The first series of the W110 was cheaper, with the 190 (9 950 DM) and the 190D (10 450 DM). After four years of production, the 200-series succeeded the 190. While the Deutsch mark was busy inflating, the Fintail was improving. The indicators descended from the bottom of the A-pillar to right under the headlights. Also, the number of crankshaft bearings was increased from three to five, making the idle a lot smoother for the 200 D's.
But this is still not enough to make it a statue. But the condition of this Fintail does the job finally. A bit of dealer-marketing 101: no rust, no body damage, never smoked in...not one lonely cigarette, kept in garage, low mileage, original condition and unrestored. Sounds familiar? You read that, then you check out the car on the spot and the only thing you feel is disappointment. But for once, in the case of this Fintail-statue, it's all true. Too bad it's not for sale. What's even worse: it never will be.

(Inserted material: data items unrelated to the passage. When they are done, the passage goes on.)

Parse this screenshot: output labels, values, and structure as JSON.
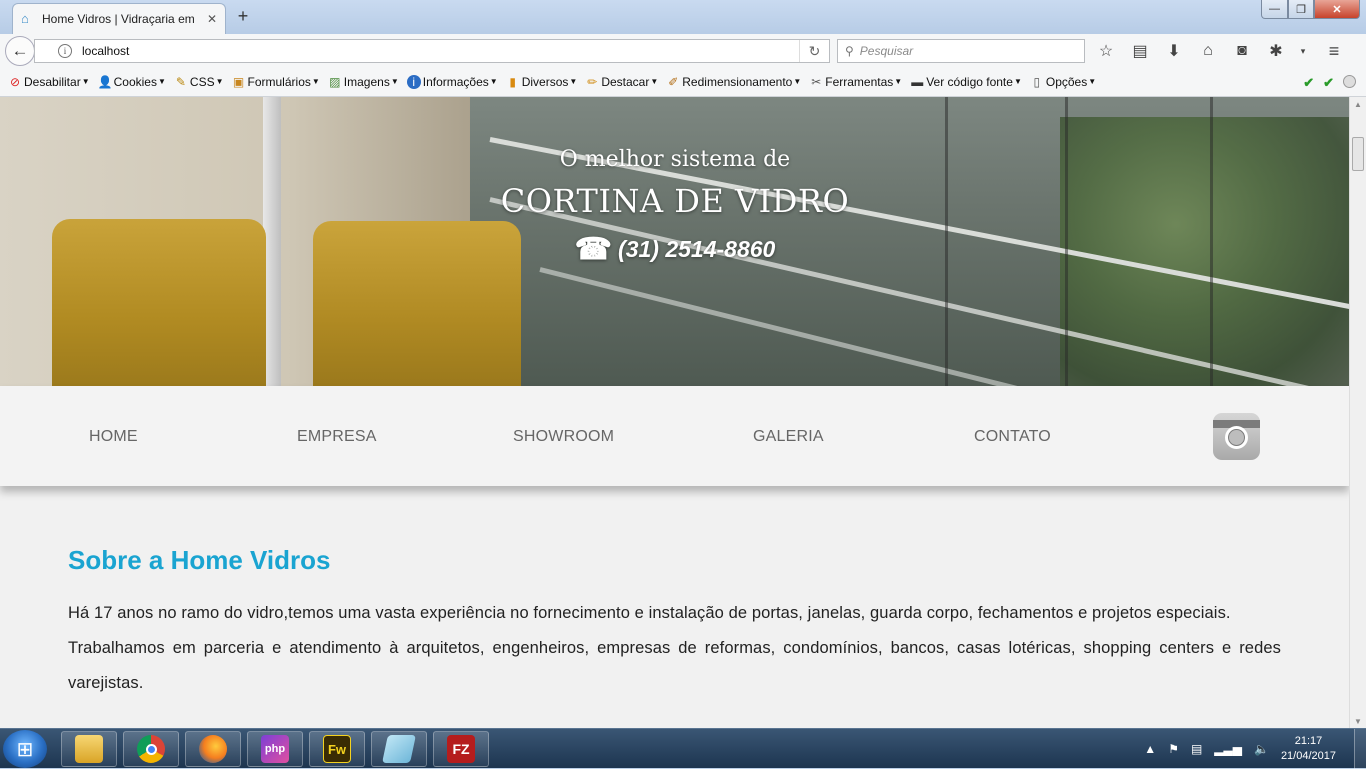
{
  "browser": {
    "tab_title": "Home Vidros | Vidraçaria em",
    "tab_close": "✕",
    "new_tab": "+",
    "url": "localhost",
    "search_placeholder": "Pesquisar",
    "window_controls": {
      "minimize": "—",
      "maximize": "❐",
      "close": "✕"
    }
  },
  "devbar": {
    "items": [
      {
        "label": "Desabilitar",
        "icon": "disable-icon"
      },
      {
        "label": "Cookies",
        "icon": "cookies-icon"
      },
      {
        "label": "CSS",
        "icon": "css-icon"
      },
      {
        "label": "Formulários",
        "icon": "forms-icon"
      },
      {
        "label": "Imagens",
        "icon": "images-icon"
      },
      {
        "label": "Informações",
        "icon": "info-icon"
      },
      {
        "label": "Diversos",
        "icon": "misc-icon"
      },
      {
        "label": "Destacar",
        "icon": "highlight-icon"
      },
      {
        "label": "Redimensionamento",
        "icon": "resize-icon"
      },
      {
        "label": "Ferramentas",
        "icon": "tools-icon"
      },
      {
        "label": "Ver código fonte",
        "icon": "source-icon"
      },
      {
        "label": "Opções",
        "icon": "options-icon"
      }
    ]
  },
  "hero": {
    "line1": "O melhor sistema de",
    "line2": "CORTINA DE VIDRO",
    "phone": "(31) 2514-8860"
  },
  "menu": {
    "items": [
      "HOME",
      "EMPRESA",
      "SHOWROOM",
      "GALERIA",
      "CONTATO"
    ]
  },
  "about": {
    "title": "Sobre a Home Vidros",
    "p1": "Há 17 anos no ramo do vidro,temos uma vasta experiência no fornecimento e instalação de portas, janelas, guarda corpo, fechamentos e projetos especiais.",
    "p2": "Trabalhamos em parceria e atendimento à arquitetos, engenheiros, empresas de reformas, condomínios, bancos, casas lotéricas, shopping centers e redes varejistas."
  },
  "taskbar": {
    "time": "21:17",
    "date": "21/04/2017",
    "apps": [
      {
        "name": "explorer",
        "label": ""
      },
      {
        "name": "chrome",
        "label": ""
      },
      {
        "name": "firefox",
        "label": ""
      },
      {
        "name": "phpstorm",
        "label": "php"
      },
      {
        "name": "fireworks",
        "label": "Fw"
      },
      {
        "name": "notes",
        "label": ""
      },
      {
        "name": "filezilla",
        "label": "FZ"
      }
    ]
  },
  "colors": {
    "accent": "#1aa4d1",
    "menu_text": "#666666",
    "page_bg": "#f1f1f1"
  }
}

An average company car suffers more wear and tear in a single year, than this Mercedes did in it's whole life. Everything is in or close to original condition. Shiny chromes, rust is non-existent, impeccable lines. The only minor scar in its close to perfect body is on its right side, the fading memory of a close encounter of the Polski Fiat-kind. When I got in, the unmistakable smell of the upholstery, matured for almost half a century simply smacked me in the face and teleported me back to my granny's couch... lovely! And the maturation process was never spiced with tobacco. Whenever I hear that a car is non-smoking, I laugh. But here the owner pulled out the original cigar lighter. It was practically untouched!